Resilience Architecture

Version: 1.1 Status: Implemented (Core) Layer: Infrastructure Source: src/resilience/

1. Overview

Jorvis implements a robust resilience layer to handle the inherent instability of external LLM APIs (Gemini, OpenAI) and database connections. The system uses the Circuit Breaker, Retry, and Bulkhead patterns to prevent cascading failures and ensure graceful degradation.

2. Circuit Breaker Pattern

Service: CircuitBreakerService (src/resilience/circuit-breaker.service.ts)

Protects the system from repeatedly calling failing services.

2.1 States

CLOSED: Normal operation. Requests pass through.
OPEN: Failure threshold exceeded. All requests rejected immediately.
HALF_OPEN: Probe state. Limited requests allowed to test recovery.

2.2 Configuration (`CircuitBreakerConfig`)

These values are configurable via environment variables:

Feature	Env Var	Default	Description
Failure Threshold	`JORVIS_CB_FAILURE_THRESHOLD`	5	consecutive failures to open circuit
Success Threshold	`JORVIS_CB_SUCCESS_THRESHOLD`	2	consecutive successes to close circuit
Open Duration	`JORVIS_CB_OPEN_DURATION_MS`	30000	ms to wait before half-open
Half-Open Limit	`JORVIS_CB_HALF_OPEN_MAX_CALLS`	3	max probe requests

2.3 Usage Example

if (this.circuitBreaker.canCall('gemini-api')) {
  try {
    const result = await this.gemini.generate();
    this.circuitBreaker.recordSuccess('gemini-api');
    return result;
  } catch (error) {
    this.circuitBreaker.recordFailure('gemini-api');
    throw error;
  }
} else {
  throw new ServiceUnavailableException('Gemini API is unavailable (Circuit Open)');
}

3. Retry Strategy

Utility: backoff.util.ts

Implements Exponential Backoff with Jitter to safely retry transient failures.

3.1 Algorithm

$delay = min(base \times 2^{attempt}, max\_delay) + jitter$

Base: Initial delay (e.g., 1000ms)
Max Delay: Cap to prevent excessive waits (e.g., 10s)
Jitter: Random +/- 10% to prevent thundering herd

3.2 Scenarios

Database Connection: Retries on startup (5 attempts).
LLM Rate Limits (429): Retries with respect to Retry-After header.
Network Timeouts: Retries for idempotent GET requests.

4. Graceful Degradation

Service: DegradationService (src/resilience/degradation.service.ts)

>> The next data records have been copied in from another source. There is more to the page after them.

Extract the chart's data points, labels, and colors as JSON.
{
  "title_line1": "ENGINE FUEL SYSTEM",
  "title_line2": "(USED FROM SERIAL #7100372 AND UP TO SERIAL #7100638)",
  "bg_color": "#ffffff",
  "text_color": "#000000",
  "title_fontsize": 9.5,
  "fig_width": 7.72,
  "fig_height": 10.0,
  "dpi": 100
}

Ensures functionality (even if limited) when primary services fail.

Failure Mode	Fallback Action	Experience
Primary LLM (Gemini) Down	Switch to Secondary (OpenAI/Azure)	Slower, but functional
RAG Vector Store Down	Switch to Keyword Search (Postgres)	Lower relevance, but valid Data
SQL Generation Fails	Fallback to Pre-defined/Cached Queries	Limited scope
Voice TTS Down	Return Text-only response	No audio

5. Rate Limiting

Service: RateLimiterService (src/resilience/rate-limiter.service.ts)

Protects internal resources and external APIs from abuse.

Scope: Per-Tenant or Per-User
Storage: Redis (distributed) or Memory (local)
Limits:
- Free Tier: 50 requests/hour
- Pro Tier: 1000 requests/hour

6. Implementation Status (v0.7.0)

Component	Status	Notes
Circuit Breaker	✅ Active	Protecting Gemini/OpenAI calls
Exponential Backoff	✅ Active	DB startup, HTTP retries
Rate Limiting	✅ Active	Basic in-memory implementation
Fallback Chains	⚠️ Partial	LLM fallback works, RAG fallback planned

7. Future Roadmap (Phase R)

Redis-backed Rate Limiting: Move from memory to Redis for cluster support.
Bulkhead Pattern: Isolate execution pools for different tenants.
Adaptive Concurrency: Dynamically adjust concurrency based on latency.